5.3. Afspraken die bij de kanjertraining horen
 We vertrouwen elkaar;
 We helpen elkaar
 Niemand speelt de baas;
 We lachen elkaar niet uit;
 Niemand is zielig.
5.4. Waar gaat het bij de kanjertraining om?
 Dat we de kinderen met eenvoudige en heldere regels helpen en houvast
bieden;
 Dat we de kinderen handvatten aanreiken om beter om te kunnen gaan met
allerlei sociale situaties;
 Dat we uitgaan van een positieve levensvisie en proberen kansen te zien in
plaats van bedreigingen;
 Dat we de leerlingen leren een positief zelfbeeld te ontwikkelen.
5.5.
Wat zijn de doelen van de kanjertraining?

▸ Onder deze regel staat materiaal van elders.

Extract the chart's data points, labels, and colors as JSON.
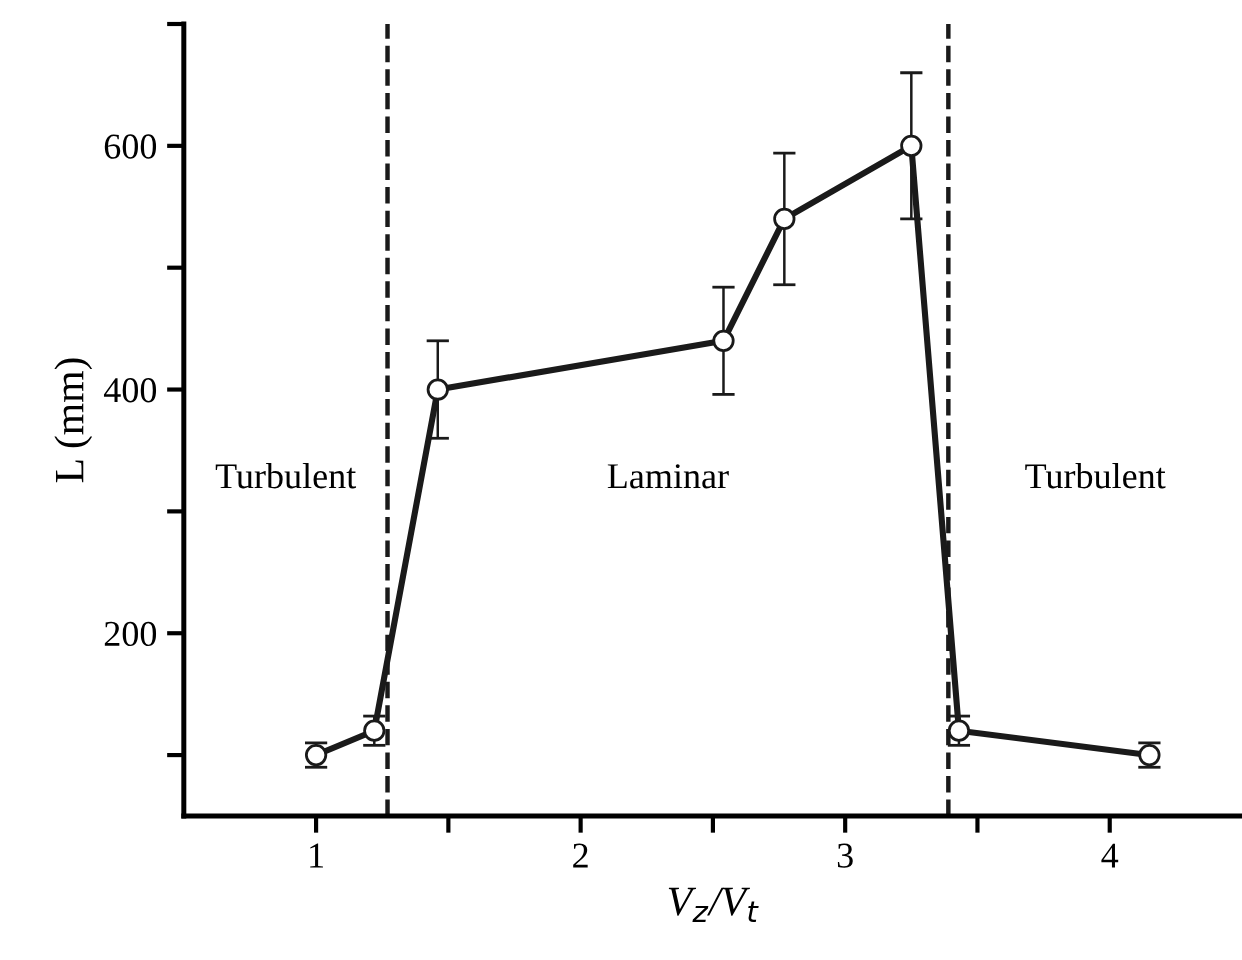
{
  "chart_data": {
    "type": "line",
    "xlabel": "V$_{z}$/V$_{t}$",
    "ylabel": "L (mm)",
    "x": [
      1.0,
      1.22,
      1.46,
      2.54,
      2.77,
      3.25,
      3.43,
      4.15
    ],
    "series": [
      {
        "color": "#1a1a1a",
        "values": [
          100,
          120,
          400,
          440,
          540,
          600,
          120,
          100
        ],
        "errors": [
          10,
          12,
          40,
          44,
          54,
          60,
          12,
          10
        ]
      }
    ],
    "xlim": [
      0.5,
      4.5
    ],
    "ylim": [
      50,
      700
    ],
    "xticks": [
      1,
      {
        "value": 1.5,
        "label": null
      },
      2,
      {
        "value": 2.5,
        "label": null
      },
      3,
      {
        "value": 3.5,
        "label": null
      },
      4
    ],
    "yticks": [
      {
        "value": 100,
        "label": null
      },
      200,
      {
        "value": 300,
        "label": null
      },
      400,
      {
        "value": 500,
        "label": null
      },
      600,
      {
        "value": 700,
        "label": null
      }
    ],
    "ref_lines": [
      {
        "axis": "x",
        "value": 1.27,
        "line_style": "dashed",
        "color": "#1a1a1a"
      },
      {
        "axis": "x",
        "value": 3.39,
        "line_style": "dashed",
        "color": "#1a1a1a"
      }
    ],
    "annotations": [
      "Turbulent",
      "Laminar",
      "Turbulent"
    ],
    "marker": "circle",
    "line_style": "solid",
    "grid": false,
    "legend": false
  }
}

 De leerkracht wordt gerespecteerd;
 Pestproblemen worden hanteerbaar opgelost;
 Leerlingen durven zichzelf te zijn;
 Leerlingen voelen zich veilig op school;
 Leerlingen voelen zich bij elkaar betrokken;
 Leerlingen kunnen hun gevoelens onder woorden brengen;
 Leerlingen krijgen meer zelfvertrouwen.